Américas · Intercâmbio

Redwoods: conhecendo as árvores mais altas do mundo – Califórnia/EUA

Como eu já contei por aqui, não teve sequer um dia durante minha estada em San Francisco que eu não bati perna, pedalei ou usei um meio de transporte para conhecer a cidade ou alguma região da Califórnia. Se de segunda a sexta-feira minhas incursões se limitavam ao turno da tarde, espichando os passeios até e início da noite (as aulas do curso de inglês eram no turno da manhã), durante os finais de semana eu saía cedinho para longos passeios que se estendiam até a noite. Num desses finais de semana fiz uma programação especial!

Começou no sábado cedo, quando eu pedalei até a principal estação de trens de San Francisco, a Caltrain Station. Minha ideia inicial era deixar a bike chaveada num poste por lá e tomar um trem para Montain View, uma cidade vizinha, localizada a 45 milhas (cerca de 70 quilômetros) de Sanfran, para conhecer novos amigos e passar o dia com eles.

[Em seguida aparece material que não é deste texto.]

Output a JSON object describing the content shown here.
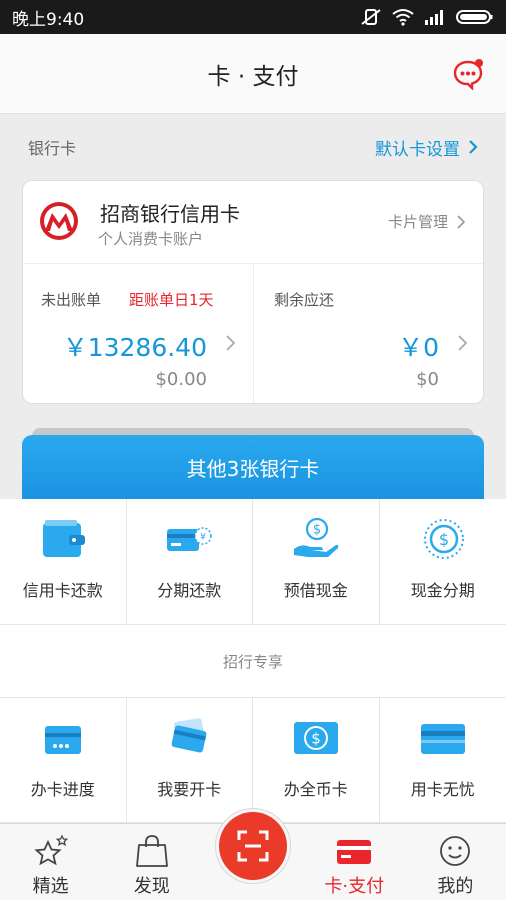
{
  "status": {
    "time": "晚上9:40"
  },
  "nav": {
    "title": "卡 · 支付"
  },
  "section": {
    "label": "银行卡",
    "default_link": "默认卡设置"
  },
  "card": {
    "name": "招商银行信用卡",
    "subtitle": "个人消费卡账户",
    "manage": "卡片管理",
    "unbilled_label": "未出账单",
    "due_text": "距账单日1天",
    "unbilled_amount": "￥13286.40",
    "unbilled_usd": "$0.00",
    "remaining_label": "剩余应还",
    "remaining_amount": "￥0",
    "remaining_usd": "$0"
  },
  "other_cards": "其他3张银行卡",
  "services": [
    {
      "label": "信用卡还款",
      "icon": "wallet-icon"
    },
    {
      "label": "分期还款",
      "icon": "installment-card-icon"
    },
    {
      "label": "预借现金",
      "icon": "cash-hand-icon"
    },
    {
      "label": "现金分期",
      "icon": "dollar-coin-icon"
    }
  ],
  "exclusive_title": "招行专享",
  "exclusive": [
    {
      "label": "办卡进度",
      "icon": "card-progress-icon"
    },
    {
      "label": "我要开卡",
      "icon": "open-card-icon"
    },
    {
      "label": "办全币卡",
      "icon": "currency-card-icon"
    },
    {
      "label": "用卡无忧",
      "icon": "card-protect-icon"
    }
  ],
  "tabs": [
    {
      "label": "精选",
      "icon": "stars-icon"
    },
    {
      "label": "发现",
      "icon": "shopping-bag-icon"
    },
    {
      "label": "卡·支付",
      "icon": "card-pay-icon",
      "active": true
    },
    {
      "label": "我的",
      "icon": "smiley-icon"
    }
  ],
  "colors": {
    "accent_blue": "#1596d9",
    "brand_red": "#e8262b",
    "scan_red": "#ea3a2a"
  }
}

Antes de mais nada é necessário esclarecer sobre um traço de minha personalidade, se eu já não o fiz por aqui: eu adoro conhecer pessoas novas. Se eu estiver em viagem para qualquer lugar do mundo e você me disser que vive por lá um familiar, um amigo, a tia de um ex-cunhado e que talvez possa me receba, que esteja a fim de um papo, de me mostrar o lugar onde vive, pronto! Já peço o contato, insisto que me apresente a ela, enfim, que faça o meio de campo, e não demora estou na porta da casa d@ meu nov@ amig@.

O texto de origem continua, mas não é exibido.